Lorsque nous l’avons contactée, Rihab Hdidou a souhaité apporter des clarifications à ce sujet : "Nous avons d’abord posé une option sur le bateau en 2013 et l’avons présenté à la métropole dans la foulée ; personne ne nous parlé du manque d’emplacements. À aucun moment, nous n’avons fait les choses à l’envers : on ne demande pas un emplacement sans bateau ! C’était une garantie pour monter notre dossier, montrer que nous étions des gens sérieux. Depuis 2014, nous avons sollicité des dizaines de rendez-vous auprès de la mairie, je ne comprends pas pourquoi ils ont attendu aussi longtemps pour nous répondre. Nous n’aurions jamais avancé si nous avions imaginé que le projet serait refusé."

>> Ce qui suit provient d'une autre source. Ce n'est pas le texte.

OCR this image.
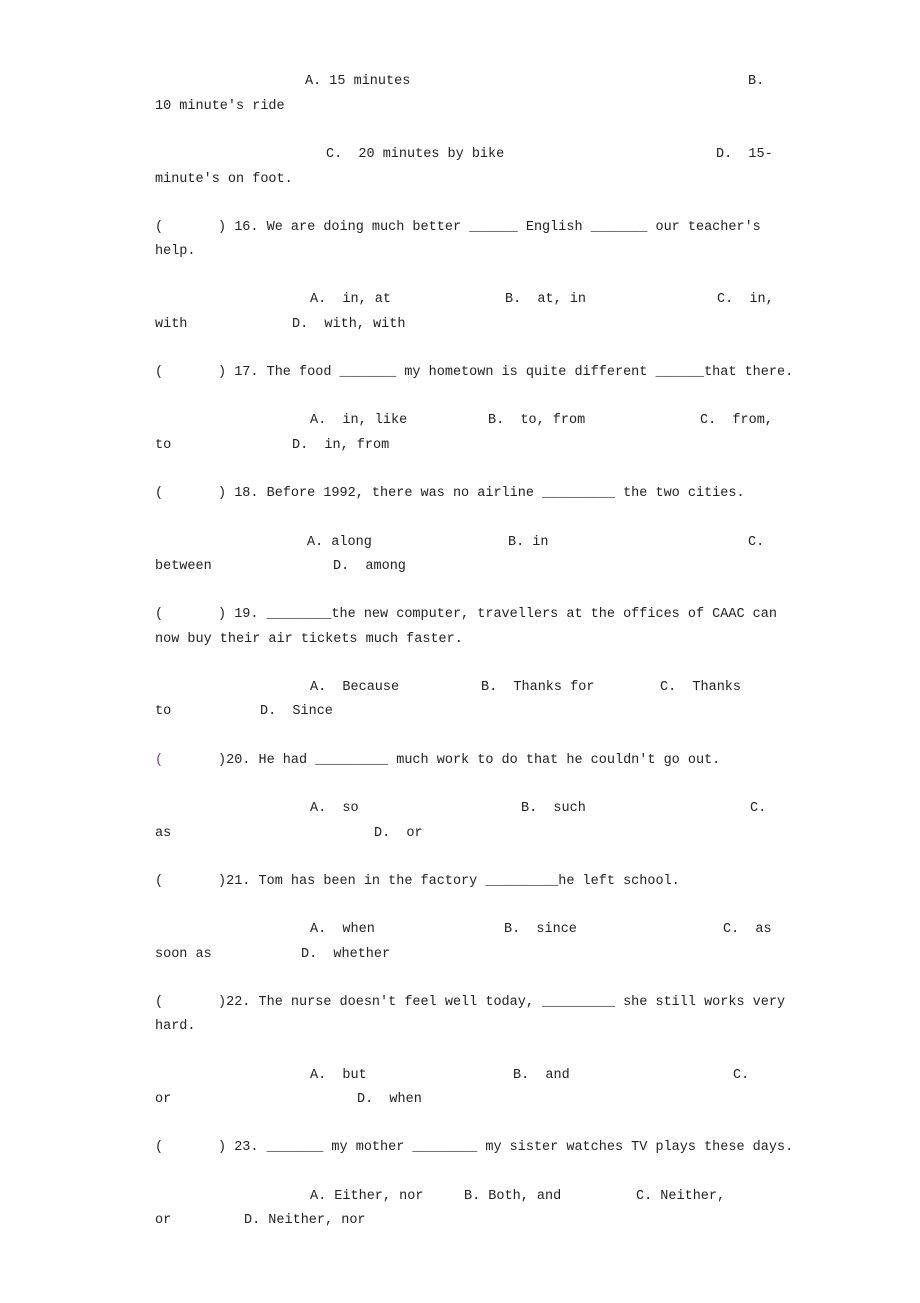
A. 15 minutes	B.
10 minute's ride
C.  20 minutes by bike	D.  15-
minute's on foot.
(	) 16. We are doing much better ______ English _______ our teacher's
help.
A.  in, at	B.  at, in	C.  in,
with	D.  with, with
(	) 17. The food _______ my hometown is quite different ______that there.
A.  in, like	B.  to, from	C.  from,
to	D.  in, from
(	) 18. Before 1992, there was no airline _________ the two cities.
A. along	B. in	C.
between	D.  among
(	) 19. ________the new computer, travellers at the offices of CAAC can
now buy their air tickets much faster.
A.  Because	B.  Thanks for	C.  Thanks
to	D.  Since
(	)20. He had _________ much work to do that he couldn't go out.
A.  so	B.  such	C.
as	D.  or
(	)21. Tom has been in the factory _________he left school.
A.  when	B.  since	C.  as
soon as	D.  whether
(	)22. The nurse doesn't feel well today, _________ she still works very
hard.
A.  but	B.  and	C.
or	D.  when
(	) 23. _______ my mother ________ my sister watches TV plays these days.
A. Either, nor	B. Both, and	C. Neither,
or	D. Neither, nor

Du côté de la mairie, on évoque un "forcing". Roland Bernard ajoute qu’une réputation de mauvais payeur précède Mona Van Cocto. "On parle d'embauches illégales, de salaires non versés, d'artistes non payés […] Impossible de favoriser un projet pas clean." Rihab Hdidou rétorque que Van Cocto n’a jamais été le gestionnaire des autres lieux qu’il détient. "Mona est à l’origine des projets, il intervient au niveau de la levée de fonds, mais il n’a jamais eu de lien direct avec la gestion des lieux. Le Razzle, comme le Batofar ou l'I.BOAT, est exploité par une équipe indépendante et autonome." Et d’ajouter que le vaisseau lyonnais s’apprêtait à signer 30 contrats en CDI. "Tout ce que nous souhaitons, c’est débloquer la situation, ajoute-t-elle. Nous sommes dans une démarche d’apaisement et de conciliation."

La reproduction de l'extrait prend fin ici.